Ruling Against Anti-Abortion Terrorist Site Overturned (posted 29 March 2001)

Award Overturned in Abortion Doctor Wanted Posters — JACKASSES!

From the New York Times:

SAN FRANCISCO, March 28 - A federal appeals court threw out a record $109 million verdict against abortion opponents today, ruling that a Web site and wanted posters that branded abortion doctors baby butchers and criminals were protected by the First Amendment.

A three-judge panel of the United States Court of Appeals for the Ninth Circuit here unanimously said the abortion opponents could be held liable only if the material authorized or directly threatened violence.

The panel ruled two years after a Portland, Ore., jury ordered 12 abortion opponents to pay damages to Planned Parenthood and four doctors, who had sued under federal racketeering law and another law against inciting violence against doctors who perform abortions. The case was seen as a test of a recent Supreme Court ruling that a threat must be explicit and likely to cause imminent lawless action.

If defendants threatened to commit violent acts, by working alone or with others, then their works could properly support the verdict, Judge Alex Kozinski wrote for the appeals court. But if their works merely encouraged unrelated terrorists, he said, then their words are protected by the First Amendment.

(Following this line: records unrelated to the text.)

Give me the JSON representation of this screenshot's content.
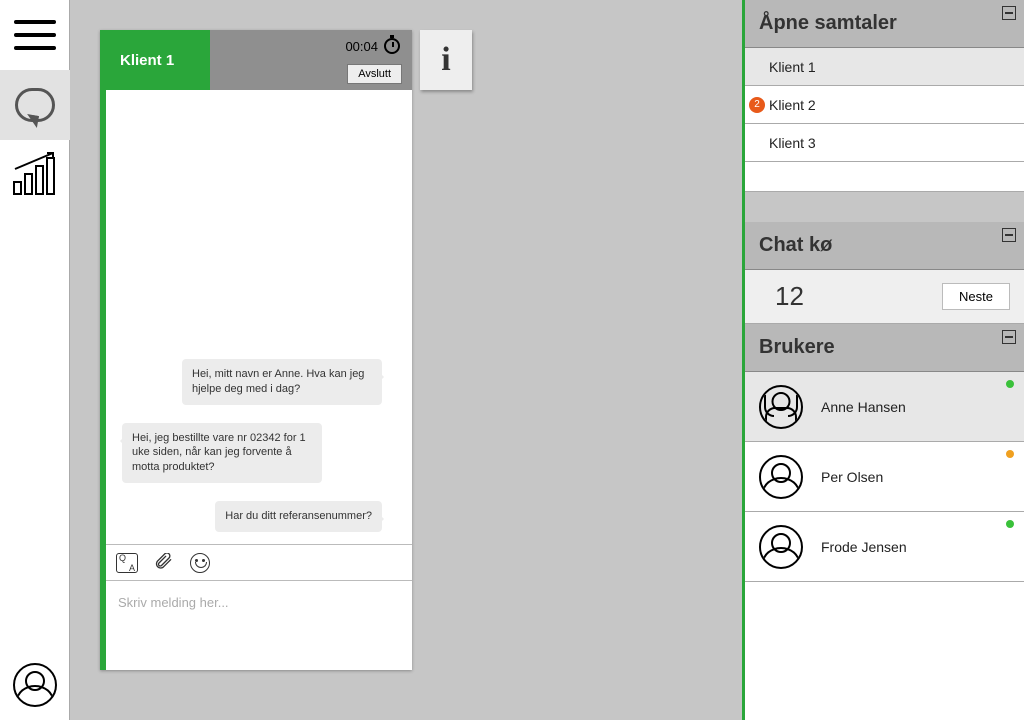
{
  "chat": {
    "client_label": "Klient 1",
    "timer": "00:04",
    "end_label": "Avslutt",
    "info_label": "i",
    "messages": [
      {
        "side": "agent",
        "text": "Hei, mitt navn er Anne. Hva kan jeg hjelpe deg med i dag?"
      },
      {
        "side": "client",
        "text": "Hei, jeg bestillte vare nr 02342 for 1 uke siden, når kan jeg forvente å motta produktet?"
      },
      {
        "side": "agent",
        "text": "Har du ditt referansenummer?"
      }
    ],
    "compose_placeholder": "Skriv melding her..."
  },
  "right": {
    "open_title": "Åpne samtaler",
    "open_items": [
      {
        "label": "Klient 1",
        "selected": true,
        "badge": null
      },
      {
        "label": "Klient 2",
        "selected": false,
        "badge": "2"
      },
      {
        "label": "Klient 3",
        "selected": false,
        "badge": null
      }
    ],
    "queue_title": "Chat kø",
    "queue_count": "12",
    "queue_next": "Neste",
    "users_title": "Brukere",
    "users": [
      {
        "name": "Anne Hansen",
        "status": "green",
        "selected": true,
        "avatar": "female"
      },
      {
        "name": "Per Olsen",
        "status": "orange",
        "selected": false,
        "avatar": "male"
      },
      {
        "name": "Frode Jensen",
        "status": "green",
        "selected": false,
        "avatar": "male"
      }
    ]
  }
}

Planned Parenthood and the doctors were portrayed in the Old West-style wanted posters as baby butchers, and a Web site called the Nuremberg Files listed the names and addresses of abortion providers and declared them guilty of crimes against humanity.

The abortion opponents said their posters and Web site were protected under the First Amendment because they were merely a list of doctors and clinics, not a threat.